Copilotを使わない理由と同様に、「OneDriveなどオンライン保存も使わないので、これらの機能をまとめて消したい」というニーズがある場合、Windows自体の設定やOffice側の設定でOneDriveを無効化できます。

  • Windows設定でOneDriveをアンインストール: 「アプリと機能」からOneDriveを削除する(Windowsによってはシステム機能扱いで無効化に留まる場合あり)
  • Officeでサインアウトする: Officeアプリにサインインしない状態にしておくと、クラウド連携が制限されます。
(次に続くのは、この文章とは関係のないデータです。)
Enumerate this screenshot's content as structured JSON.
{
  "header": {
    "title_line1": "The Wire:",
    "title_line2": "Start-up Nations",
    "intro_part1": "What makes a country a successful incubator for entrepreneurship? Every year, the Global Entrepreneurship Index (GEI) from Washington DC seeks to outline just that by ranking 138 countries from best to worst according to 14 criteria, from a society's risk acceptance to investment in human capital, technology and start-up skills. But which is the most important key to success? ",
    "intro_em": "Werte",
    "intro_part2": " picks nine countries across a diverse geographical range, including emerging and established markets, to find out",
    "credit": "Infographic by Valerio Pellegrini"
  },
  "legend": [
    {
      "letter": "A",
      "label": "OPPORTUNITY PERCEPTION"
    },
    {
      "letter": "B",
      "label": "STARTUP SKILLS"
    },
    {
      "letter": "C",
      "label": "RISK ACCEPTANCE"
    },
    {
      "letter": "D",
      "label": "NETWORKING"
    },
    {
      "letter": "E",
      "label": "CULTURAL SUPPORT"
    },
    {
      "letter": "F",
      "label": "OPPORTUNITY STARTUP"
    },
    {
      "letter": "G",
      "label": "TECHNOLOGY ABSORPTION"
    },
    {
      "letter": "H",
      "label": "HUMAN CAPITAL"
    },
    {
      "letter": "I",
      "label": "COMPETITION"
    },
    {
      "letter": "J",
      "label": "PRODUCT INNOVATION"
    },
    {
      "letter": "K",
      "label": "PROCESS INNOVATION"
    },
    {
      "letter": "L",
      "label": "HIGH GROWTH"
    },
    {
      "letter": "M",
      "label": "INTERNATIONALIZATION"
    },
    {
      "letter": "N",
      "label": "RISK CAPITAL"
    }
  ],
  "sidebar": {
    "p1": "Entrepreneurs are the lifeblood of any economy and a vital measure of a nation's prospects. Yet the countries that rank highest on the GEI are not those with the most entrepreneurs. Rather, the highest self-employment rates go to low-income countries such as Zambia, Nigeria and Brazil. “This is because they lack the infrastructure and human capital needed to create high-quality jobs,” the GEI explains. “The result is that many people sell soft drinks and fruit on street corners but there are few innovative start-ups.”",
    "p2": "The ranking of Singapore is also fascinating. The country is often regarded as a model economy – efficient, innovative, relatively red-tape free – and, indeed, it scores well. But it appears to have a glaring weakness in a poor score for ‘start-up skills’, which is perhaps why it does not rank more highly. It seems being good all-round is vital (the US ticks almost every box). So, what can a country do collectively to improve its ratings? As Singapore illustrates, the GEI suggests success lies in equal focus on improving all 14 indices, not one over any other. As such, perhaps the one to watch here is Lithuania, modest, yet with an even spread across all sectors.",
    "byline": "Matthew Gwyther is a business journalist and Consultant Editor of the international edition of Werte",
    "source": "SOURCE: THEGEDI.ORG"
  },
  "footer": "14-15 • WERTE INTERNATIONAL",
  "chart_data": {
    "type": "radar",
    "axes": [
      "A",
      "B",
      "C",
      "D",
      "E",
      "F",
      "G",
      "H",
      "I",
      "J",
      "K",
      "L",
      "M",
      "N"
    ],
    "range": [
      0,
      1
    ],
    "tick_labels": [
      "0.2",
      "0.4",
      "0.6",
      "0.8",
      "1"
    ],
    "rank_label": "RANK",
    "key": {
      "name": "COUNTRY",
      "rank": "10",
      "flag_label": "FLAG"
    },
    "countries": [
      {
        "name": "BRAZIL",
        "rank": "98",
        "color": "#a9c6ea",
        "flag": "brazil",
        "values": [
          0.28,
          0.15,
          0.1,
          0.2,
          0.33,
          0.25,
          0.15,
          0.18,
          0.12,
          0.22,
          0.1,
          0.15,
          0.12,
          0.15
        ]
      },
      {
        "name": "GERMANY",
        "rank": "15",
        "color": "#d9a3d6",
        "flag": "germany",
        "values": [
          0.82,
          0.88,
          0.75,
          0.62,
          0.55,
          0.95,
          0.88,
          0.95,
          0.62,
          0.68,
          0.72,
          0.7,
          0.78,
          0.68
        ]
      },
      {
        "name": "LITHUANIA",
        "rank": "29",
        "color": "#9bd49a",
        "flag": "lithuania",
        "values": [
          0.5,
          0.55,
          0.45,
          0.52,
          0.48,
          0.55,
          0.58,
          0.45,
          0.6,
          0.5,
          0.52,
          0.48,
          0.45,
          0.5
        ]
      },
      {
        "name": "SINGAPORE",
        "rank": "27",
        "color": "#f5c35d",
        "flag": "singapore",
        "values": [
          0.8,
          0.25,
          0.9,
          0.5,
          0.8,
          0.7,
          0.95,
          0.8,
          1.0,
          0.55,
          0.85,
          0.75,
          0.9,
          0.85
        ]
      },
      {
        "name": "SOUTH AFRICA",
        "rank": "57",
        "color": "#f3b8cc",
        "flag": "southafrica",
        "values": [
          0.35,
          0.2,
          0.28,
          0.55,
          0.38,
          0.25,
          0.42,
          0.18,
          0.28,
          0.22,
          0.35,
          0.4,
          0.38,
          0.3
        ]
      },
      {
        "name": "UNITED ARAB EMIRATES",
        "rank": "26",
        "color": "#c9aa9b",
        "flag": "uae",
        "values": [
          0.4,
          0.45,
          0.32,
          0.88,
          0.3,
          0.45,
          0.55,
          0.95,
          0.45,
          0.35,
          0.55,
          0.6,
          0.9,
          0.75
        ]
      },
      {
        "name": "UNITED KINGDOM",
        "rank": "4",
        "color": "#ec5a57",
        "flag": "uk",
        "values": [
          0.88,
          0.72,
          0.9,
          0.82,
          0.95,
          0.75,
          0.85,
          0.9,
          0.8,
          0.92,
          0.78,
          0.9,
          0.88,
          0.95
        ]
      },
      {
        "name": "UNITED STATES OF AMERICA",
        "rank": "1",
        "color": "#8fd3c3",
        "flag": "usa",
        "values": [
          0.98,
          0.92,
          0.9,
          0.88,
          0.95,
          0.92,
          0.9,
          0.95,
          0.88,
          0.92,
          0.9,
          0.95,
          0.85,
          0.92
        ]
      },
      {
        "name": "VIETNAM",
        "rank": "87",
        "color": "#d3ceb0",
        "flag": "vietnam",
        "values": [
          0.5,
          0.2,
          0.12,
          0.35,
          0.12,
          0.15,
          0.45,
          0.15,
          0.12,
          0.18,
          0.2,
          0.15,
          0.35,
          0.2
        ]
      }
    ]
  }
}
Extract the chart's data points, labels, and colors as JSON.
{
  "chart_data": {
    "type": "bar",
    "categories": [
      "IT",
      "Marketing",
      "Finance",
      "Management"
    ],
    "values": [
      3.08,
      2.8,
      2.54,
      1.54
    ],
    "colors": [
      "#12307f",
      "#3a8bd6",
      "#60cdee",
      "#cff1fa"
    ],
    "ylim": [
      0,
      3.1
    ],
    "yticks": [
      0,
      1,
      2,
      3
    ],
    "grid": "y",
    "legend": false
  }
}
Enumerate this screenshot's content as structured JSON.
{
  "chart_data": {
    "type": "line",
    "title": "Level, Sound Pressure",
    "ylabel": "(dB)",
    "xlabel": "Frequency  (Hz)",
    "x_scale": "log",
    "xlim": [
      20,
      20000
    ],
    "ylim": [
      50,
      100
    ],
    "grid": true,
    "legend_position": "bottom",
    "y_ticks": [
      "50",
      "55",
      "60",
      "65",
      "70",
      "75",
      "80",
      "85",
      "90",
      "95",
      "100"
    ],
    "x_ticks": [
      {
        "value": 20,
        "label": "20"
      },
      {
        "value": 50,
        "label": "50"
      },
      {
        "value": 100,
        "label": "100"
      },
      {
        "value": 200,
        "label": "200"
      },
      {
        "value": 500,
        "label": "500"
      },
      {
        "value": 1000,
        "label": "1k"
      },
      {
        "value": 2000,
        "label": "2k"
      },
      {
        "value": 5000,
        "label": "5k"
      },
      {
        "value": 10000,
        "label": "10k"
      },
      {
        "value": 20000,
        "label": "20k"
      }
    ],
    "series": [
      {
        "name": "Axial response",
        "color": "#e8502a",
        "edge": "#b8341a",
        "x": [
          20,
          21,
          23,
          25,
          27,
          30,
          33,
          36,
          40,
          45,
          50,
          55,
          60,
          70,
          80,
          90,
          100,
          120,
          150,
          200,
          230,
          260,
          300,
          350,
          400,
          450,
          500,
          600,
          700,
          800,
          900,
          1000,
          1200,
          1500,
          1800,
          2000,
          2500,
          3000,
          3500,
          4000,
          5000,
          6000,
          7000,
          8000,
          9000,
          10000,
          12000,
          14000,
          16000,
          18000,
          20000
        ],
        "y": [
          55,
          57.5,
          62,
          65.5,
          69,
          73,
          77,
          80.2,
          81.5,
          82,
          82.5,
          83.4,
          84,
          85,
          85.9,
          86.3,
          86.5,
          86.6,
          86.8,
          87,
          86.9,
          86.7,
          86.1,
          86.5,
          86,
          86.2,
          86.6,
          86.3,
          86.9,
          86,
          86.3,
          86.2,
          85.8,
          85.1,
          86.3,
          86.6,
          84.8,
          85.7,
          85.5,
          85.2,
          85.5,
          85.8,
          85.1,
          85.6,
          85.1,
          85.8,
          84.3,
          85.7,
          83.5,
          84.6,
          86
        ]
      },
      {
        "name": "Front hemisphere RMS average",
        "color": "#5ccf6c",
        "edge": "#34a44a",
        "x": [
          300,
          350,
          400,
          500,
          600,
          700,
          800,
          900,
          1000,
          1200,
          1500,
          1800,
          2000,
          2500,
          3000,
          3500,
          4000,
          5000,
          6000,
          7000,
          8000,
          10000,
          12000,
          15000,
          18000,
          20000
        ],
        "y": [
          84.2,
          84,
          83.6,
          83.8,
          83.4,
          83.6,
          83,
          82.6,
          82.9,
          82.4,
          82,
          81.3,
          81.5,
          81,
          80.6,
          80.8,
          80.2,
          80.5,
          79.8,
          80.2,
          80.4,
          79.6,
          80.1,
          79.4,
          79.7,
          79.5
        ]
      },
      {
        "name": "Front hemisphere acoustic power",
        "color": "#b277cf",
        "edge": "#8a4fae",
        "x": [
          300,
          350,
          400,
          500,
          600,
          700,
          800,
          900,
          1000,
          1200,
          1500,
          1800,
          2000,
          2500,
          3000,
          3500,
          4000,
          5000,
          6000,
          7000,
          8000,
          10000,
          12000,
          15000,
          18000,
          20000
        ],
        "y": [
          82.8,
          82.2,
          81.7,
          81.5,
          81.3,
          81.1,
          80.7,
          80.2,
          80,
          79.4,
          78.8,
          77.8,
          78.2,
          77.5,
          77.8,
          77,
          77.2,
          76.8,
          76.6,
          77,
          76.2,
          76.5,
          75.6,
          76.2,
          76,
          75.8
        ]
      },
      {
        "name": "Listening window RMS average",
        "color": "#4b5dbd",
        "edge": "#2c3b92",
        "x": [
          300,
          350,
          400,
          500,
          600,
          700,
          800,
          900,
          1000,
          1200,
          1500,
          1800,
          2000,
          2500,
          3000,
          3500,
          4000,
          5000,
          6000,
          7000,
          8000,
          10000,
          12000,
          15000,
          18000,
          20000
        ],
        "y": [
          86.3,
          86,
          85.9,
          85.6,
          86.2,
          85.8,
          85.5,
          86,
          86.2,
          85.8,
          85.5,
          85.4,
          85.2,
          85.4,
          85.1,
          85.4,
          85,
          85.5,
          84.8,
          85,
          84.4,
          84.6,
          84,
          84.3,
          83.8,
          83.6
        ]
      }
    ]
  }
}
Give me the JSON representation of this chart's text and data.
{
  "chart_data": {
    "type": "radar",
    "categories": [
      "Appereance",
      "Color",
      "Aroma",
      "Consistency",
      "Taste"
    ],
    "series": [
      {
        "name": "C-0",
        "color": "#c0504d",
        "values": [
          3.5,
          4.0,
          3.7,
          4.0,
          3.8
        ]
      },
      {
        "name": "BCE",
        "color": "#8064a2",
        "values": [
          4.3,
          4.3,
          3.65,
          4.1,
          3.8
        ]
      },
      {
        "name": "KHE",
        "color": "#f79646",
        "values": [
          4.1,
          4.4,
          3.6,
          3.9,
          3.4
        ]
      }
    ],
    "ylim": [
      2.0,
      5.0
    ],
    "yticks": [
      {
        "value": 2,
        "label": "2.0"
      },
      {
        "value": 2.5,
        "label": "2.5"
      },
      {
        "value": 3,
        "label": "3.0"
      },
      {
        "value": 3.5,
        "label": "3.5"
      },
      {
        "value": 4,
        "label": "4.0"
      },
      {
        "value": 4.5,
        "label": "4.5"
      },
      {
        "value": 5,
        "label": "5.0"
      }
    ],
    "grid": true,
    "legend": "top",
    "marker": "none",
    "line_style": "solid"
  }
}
    Copilot無効化とOneDrive無効化は別々の手順が必要になる点に注意してください。

サポートへの問い合わせの重要性

  • プランやバージョンの詳細確認: 自分の契約プランがどの段階でCopilotに対応するか、切り替え可能かどうかはMicrosoftアカウントページや公式サポートに尋ねるのが手っ取り早いです。
  • 返金やキャンペーン対応: もし「最近サブスクリプションに加入したが、Copilotが不要だった」というケースでは、返金やプラン変更の相談に応じてもらえる場合があります。
  • トラブルシューティング: Copilotを切ったつもりでも何らかのエラーや別機能との衝突が生じる場合、公式サポートが最新情報を持っている可能性が高いです。

まとめ

CopilotはOfficeの作業効率を高めるAIアシスタントとして注目されていますが、業務内容やセキュリティ要件によっては「むしろ邪魔」「使わないので削除したい」と感じる方もいるでしょう。現時点での対応策は主に以下の4つに集約されます。

  1. Word(バージョン2501以降)のオプションから無効化
  2. 接続されたエクスペリエンスを一括でオフにする
  3. サブスクリプションプランをCopilotなしのものに切り替えるか、永続版に移行する
  4. 以前のOfficeバージョンにダウングレードし、自動更新を止める

完全に「Copilot」をアンインストールする公式の方法は今のところ提供されていません。しかし、上記のいずれかを実施すれば、事実上Copilotを利用しない環境を整えることが可能です。


どうしてもわからない点や、企業・法人規模での導入状況に応じた解決が必要な場合は、Microsoftのサポート窓口や契約しているパートナー企業に相談するのが確実です。不要なAI機能に振り回されず、自分のワークフローに最適なOffice環境を構築してみてください。